MHP bu yönteme geçmeye razı olmayacaktır..
İttifak içi baraj Babacan ve Davutoğlu’nu zorlamak için getirilebilir.. Ama ters tepebilir!. Bu onların seçmenini motive de edebilir.. Ödünç oy verilmesine yol açabilir.. Gerçi iki parti de baraj sorunumuz yok diyor ama iktidarın ittifak içi baraj uygulamasını gündeme almasındaki hedefi bu iki parti..

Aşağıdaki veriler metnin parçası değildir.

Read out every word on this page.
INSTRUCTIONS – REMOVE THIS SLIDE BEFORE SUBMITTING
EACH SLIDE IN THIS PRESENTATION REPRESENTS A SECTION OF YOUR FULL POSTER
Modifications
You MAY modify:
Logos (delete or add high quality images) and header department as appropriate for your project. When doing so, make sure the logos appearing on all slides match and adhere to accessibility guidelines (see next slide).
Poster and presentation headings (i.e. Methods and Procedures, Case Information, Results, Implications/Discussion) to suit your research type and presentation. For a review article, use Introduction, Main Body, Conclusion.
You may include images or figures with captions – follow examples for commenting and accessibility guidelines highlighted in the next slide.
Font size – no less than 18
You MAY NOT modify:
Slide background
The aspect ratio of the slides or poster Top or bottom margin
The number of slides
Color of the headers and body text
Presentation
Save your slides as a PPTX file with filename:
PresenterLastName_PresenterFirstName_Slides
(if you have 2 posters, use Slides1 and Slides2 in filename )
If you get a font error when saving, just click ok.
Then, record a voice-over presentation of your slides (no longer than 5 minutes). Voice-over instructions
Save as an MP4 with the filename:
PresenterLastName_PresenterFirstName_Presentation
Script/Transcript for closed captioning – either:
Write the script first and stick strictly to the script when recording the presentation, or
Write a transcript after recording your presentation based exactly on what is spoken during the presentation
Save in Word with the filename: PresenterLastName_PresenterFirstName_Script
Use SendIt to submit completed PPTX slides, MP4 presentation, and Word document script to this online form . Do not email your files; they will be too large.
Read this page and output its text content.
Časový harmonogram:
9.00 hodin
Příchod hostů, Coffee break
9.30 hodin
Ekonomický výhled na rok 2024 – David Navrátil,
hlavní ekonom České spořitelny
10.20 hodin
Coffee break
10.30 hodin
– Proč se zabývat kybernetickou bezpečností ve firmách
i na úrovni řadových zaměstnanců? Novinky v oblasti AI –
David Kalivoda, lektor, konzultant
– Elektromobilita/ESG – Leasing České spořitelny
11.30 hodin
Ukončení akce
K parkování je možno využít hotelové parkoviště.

Üçüncü madde CHP’nin içini karıştırmaya yönelik dedim.. Şundan, AKP ve MHP lidere itaat partisi.. Delegeler veya üyeler özgür iradelerini ortaya koyamıyorlar.. Lider ne derse, neyi işaret ederse o oluyor.. CHP o partiler gibi değil.. Her ne kadar parti içi onlarda da yok denilse de var.. En azından çok seslilik var.. En azından fikir beyan etme var.. En azından genel başkana tavır alabilme imkanı var.. En azından aday çıkarma geleneği var..
Size bir örnek vereyim.. Cumhurbaşkanı Erdoğan’ın aday gösterdiği Davutoğlu, 1388 geçerli oyun tamamını alarak AKP genel başkanı oldu..
21 ay sonra araları açıldı.. Cumhurbaşkanı bu kez Binali Yıldırım’ı aday gösterdi.. Delegelerin neredeyse tamamı (1405 oyla) genel başkan seçti..
Delege yapısı bu olan partinin üye yapısı da aynıdır.. Kim işaret edilirse ona oy verilir.. AKP’nin 11 milyon üyesi var (Son seçimde 21 milyon oy aldı. 11 milyon üyeye 2 milyon oy az. Her üye evinden sadece iki oy çıkmış.. Az!.. Sosyolojinin el atması gereken durum)
Genel başkanı (Tabii ki Erdoğan) sorunsuz seçerler..
Ama CHP öyle değil. . 1 milyon 250 bin üyesi var.. En az üç/dört genel başkan adayı çıkar.. Belki de daha fazla.. Parti içi mücadele daha da keskinleşir.. Cepheleşme artar, kaybeden küser.. CHP gibi partiler bu yöntemle genel başkanını seçerken yıpranır, daralır..
İstenen de bu galiba..
Seçimden önceye yetişir mi? Neden olmasın!.